Kann jeder sich selbstständig machen? Eine wohlhabende Person oder eine Person aus einem reichen Elternhaus hat es doch bestimmt einfacher als eine Person, die bei null anfängt.
“Da gibt es keine Regel. Jeder kann sich selbstständig machen. Deshalb gibt es ja auch immer mehr Finanzhilfen. Zu uns kommen sehr unterschiedliche Leute. Auch Frauen und Männer halten sich fast die Waage (45 % Frauen und 55 % Männer). Es kommen immer mehr junge Menschen und Menschen aus dem Ausland. Einige Unternehmer kommen von weither aus schwierigen Verhältnissen nach Luxemburg und sehen im Unternehmertum eine Chance für sich.”
Bei allen Erschwernissen, die mit dem Unternehmertum verbunden sind und die sie angesprochen haben: Warum sollte man denn überhaupt Unternehmer werden?
“Leidenschaft. Man arbeitet viel, kann sich aber selber organisieren. Das Unternehmen gehört einem selbst. Das gibt eine ganz andere Motivation. Man arbeitet für sich selbst und nicht für andere. Man hat viel Verantwortung, kann aber auch selbst die Richtung vorgeben.”
Bevor Sie Direktorin vom “House of Entrepreneurship” geworden sind, waren sie bereits Direktorin der “Jonk Entrepreneuren Luxembourg” (Junge Unternehmer Luxemburg). Haben diese Organisationen viel gemein?
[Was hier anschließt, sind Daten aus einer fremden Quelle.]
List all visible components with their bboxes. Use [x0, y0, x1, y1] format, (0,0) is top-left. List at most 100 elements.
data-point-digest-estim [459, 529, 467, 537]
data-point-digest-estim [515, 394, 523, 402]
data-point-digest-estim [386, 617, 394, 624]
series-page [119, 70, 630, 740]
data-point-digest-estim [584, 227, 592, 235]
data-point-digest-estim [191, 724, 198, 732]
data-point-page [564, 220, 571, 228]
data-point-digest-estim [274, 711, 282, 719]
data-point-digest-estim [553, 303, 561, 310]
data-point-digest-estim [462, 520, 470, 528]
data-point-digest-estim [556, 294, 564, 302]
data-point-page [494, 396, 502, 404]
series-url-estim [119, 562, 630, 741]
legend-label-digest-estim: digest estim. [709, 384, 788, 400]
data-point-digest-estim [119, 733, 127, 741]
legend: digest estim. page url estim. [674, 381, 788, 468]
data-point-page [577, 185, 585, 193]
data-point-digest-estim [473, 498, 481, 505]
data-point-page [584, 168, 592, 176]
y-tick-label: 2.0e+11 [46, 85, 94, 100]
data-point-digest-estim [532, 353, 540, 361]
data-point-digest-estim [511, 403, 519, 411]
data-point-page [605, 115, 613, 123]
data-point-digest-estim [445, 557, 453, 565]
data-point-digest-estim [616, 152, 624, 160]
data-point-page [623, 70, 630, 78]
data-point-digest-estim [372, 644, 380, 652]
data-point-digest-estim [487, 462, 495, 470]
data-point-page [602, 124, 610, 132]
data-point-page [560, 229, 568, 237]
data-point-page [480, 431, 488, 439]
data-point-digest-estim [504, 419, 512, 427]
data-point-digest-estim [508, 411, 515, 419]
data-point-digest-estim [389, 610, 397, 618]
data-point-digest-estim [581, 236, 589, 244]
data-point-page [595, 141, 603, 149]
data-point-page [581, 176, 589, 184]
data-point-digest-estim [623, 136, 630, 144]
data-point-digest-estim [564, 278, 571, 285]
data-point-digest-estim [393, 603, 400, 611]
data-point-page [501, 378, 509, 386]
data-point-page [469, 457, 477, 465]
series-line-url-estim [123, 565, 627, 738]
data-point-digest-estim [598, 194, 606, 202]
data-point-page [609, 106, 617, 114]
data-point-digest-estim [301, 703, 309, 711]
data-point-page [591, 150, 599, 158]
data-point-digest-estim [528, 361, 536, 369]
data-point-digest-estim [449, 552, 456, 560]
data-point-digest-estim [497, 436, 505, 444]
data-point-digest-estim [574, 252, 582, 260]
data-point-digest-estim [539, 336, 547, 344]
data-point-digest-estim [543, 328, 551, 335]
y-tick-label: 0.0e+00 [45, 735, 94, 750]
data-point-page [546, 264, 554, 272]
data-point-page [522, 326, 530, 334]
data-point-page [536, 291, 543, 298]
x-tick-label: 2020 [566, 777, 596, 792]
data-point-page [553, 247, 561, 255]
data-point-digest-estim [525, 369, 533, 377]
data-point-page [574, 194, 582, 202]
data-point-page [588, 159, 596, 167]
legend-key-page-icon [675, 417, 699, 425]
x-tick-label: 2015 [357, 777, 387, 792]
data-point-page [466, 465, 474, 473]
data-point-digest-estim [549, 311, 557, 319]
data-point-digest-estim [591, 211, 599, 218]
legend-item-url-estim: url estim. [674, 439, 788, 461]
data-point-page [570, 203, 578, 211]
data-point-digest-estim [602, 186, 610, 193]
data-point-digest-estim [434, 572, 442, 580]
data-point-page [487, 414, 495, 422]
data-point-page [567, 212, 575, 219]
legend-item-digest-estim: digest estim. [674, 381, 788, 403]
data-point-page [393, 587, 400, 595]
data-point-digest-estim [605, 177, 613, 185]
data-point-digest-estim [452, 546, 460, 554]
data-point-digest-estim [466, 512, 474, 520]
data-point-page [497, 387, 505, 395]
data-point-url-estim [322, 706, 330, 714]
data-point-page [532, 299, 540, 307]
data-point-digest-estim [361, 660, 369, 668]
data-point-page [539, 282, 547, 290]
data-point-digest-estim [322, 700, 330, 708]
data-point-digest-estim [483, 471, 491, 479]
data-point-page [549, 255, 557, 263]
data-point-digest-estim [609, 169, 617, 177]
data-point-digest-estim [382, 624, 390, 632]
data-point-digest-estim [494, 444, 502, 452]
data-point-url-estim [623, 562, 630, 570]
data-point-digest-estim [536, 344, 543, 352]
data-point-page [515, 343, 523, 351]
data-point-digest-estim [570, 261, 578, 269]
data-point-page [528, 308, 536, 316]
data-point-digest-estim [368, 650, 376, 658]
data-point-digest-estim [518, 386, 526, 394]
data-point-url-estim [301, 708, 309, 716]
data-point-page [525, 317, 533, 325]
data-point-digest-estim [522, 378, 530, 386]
“Natürlich geht es bei beidem um Entrepreneurship. Die “Jonk Entrepreneuren” arbeiten aber sehr viel mit Schulen zusammen. Es geht darum, die jungen Leute zu sensibilisieren. Beim House of Entrepreneurship geht es mehr darum, die Unternehmer und Unternehmen zu begleiten. Das reicht von der Idee, über die Gründung und Weiterentwicklung bis zur Übergabe und sogar zur Insolvenz.”